Dive Brief:
- The Food and Drug Administration sent warning letters to two Chinese nonclinical labs that provide testing and validation data services to device manufacturers.
- The letters, which the FDA sent to Mid-Link Testing Company and Sanitation and Environmental Technology Institute (doing business as SDWH), describe oversight failures and animal care violations that raise concerns about the quality and integrity of the labs’ data, the FDA said in a Wednesday notice. The letters were dated for Tuesday.
- Believing the data to be unreliable, the FDA does not plan to authorize submissions that rely on results from the labs and is assessing the impact of its inspection findings on past submissions.
Dive Insight:
The FDA published an alert in February about an “alarming” rise in the inclusion of “testing data that are fabricated, duplicated from other device submissions or otherwise unreliable” in premarket submissions. The next week, FDA officials began an inspection of Mid-Link. On the day that inspection ended, FDA officials started an assessment of SDWH.
At Mid-Link, FDA investigators focused on 11 studies, nine of which were acute systemic toxicity and rabbit pyrogen tests.
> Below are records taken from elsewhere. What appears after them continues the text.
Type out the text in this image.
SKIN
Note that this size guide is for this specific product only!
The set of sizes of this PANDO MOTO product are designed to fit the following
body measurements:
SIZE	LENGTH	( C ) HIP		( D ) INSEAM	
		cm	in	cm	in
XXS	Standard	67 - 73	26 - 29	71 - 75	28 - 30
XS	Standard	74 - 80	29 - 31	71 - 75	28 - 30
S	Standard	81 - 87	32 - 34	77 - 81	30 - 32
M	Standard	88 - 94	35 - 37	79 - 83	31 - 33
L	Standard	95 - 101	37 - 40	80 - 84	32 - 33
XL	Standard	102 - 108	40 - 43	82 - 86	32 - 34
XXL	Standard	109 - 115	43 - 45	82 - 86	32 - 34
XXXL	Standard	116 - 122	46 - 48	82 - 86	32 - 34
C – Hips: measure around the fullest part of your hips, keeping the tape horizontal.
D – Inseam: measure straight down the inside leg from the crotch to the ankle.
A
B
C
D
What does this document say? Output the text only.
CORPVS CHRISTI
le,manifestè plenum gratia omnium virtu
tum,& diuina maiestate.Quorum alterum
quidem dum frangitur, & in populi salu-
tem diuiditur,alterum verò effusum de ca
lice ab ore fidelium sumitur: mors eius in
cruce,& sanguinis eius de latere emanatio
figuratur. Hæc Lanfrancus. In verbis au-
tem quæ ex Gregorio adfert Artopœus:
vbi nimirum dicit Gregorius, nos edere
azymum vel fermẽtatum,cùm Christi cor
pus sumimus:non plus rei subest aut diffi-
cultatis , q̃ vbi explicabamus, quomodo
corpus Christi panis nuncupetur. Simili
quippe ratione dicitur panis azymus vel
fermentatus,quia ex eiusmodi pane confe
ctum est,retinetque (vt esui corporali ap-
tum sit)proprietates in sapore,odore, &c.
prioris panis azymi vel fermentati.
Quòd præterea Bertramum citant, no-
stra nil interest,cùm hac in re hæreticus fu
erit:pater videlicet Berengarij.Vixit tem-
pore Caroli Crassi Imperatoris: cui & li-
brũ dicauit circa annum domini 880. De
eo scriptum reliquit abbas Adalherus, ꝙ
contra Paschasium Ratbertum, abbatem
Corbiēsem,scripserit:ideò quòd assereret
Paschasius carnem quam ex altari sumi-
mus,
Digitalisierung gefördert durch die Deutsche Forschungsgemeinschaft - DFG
However, the agency stated in the warning letter that the list is “not an all-inclusive list of studies and submissions impacted by the inspection or by the violations cited in this letter.”
The administration found the study director failed to assure all experimental data were accurately recorded and verified. In several studies, multiple animals gained exactly the same weight.
The FDA investigators felt it was improbable that the weight gain was identical. A Mid-Link study director agreed, telling the officials that “‘when technicians could not get a stable reading, they recorded a number by adding a certain number based on the animal weights in the previous day’s measurement,’” according to the letter.
The Mid-Link warning letter includes five sets of other observations, including the failure of testing management to ensure that personnel understand their functions, the failure of the quality assurance unit to monitor the studies, and concerns related to animal care. FDA investigators found “some animals did not appear to breathe normally,” among other concerns.
The warning letter sent to SDWH includes other animal care concerns.
Inspectors found no standard operating procedures for animal care at the SDWH facility, including a lack of a process for monitoring anesthetized animals. The warning letter also describes failures related to the accurate recording of experimental data, monitoring of deviations from approved protocols and the need to employ staff with the required education, training and experience.
Overall, the FDA said it found “pervasive failures with data management, quality assurance, staff training and oversight” that raise questions about the quality and integrity of the data collected at the facilities. The failings could lead to the use of unreliable data in premarket device submissions.
That conclusion has implications for medical device companies that plan to seek authorization on the strength of data generated at the two sites. The fallout could extend to companies that have already received authorizations based on data from the two labs, with the FDA saying it will evaluate past submissions and “take action to address any public health risks as necessary.”
Owen Faris, acting director of the Office of Product Evaluation and Quality in the FDA’s Center for Devices and Radiological Health, cautioned device makers that they are responsible for all data.
“We strenuously remind industry of their responsibility and accountability for all data included in their submissions, which are required to comply with federal law,” Faris said in the agency’s notice.
The FDA has also recently cracked down on Chinese manufacturers of plastic syringes and companies disturbing syringes made in China due to safety and quality concerns with the products.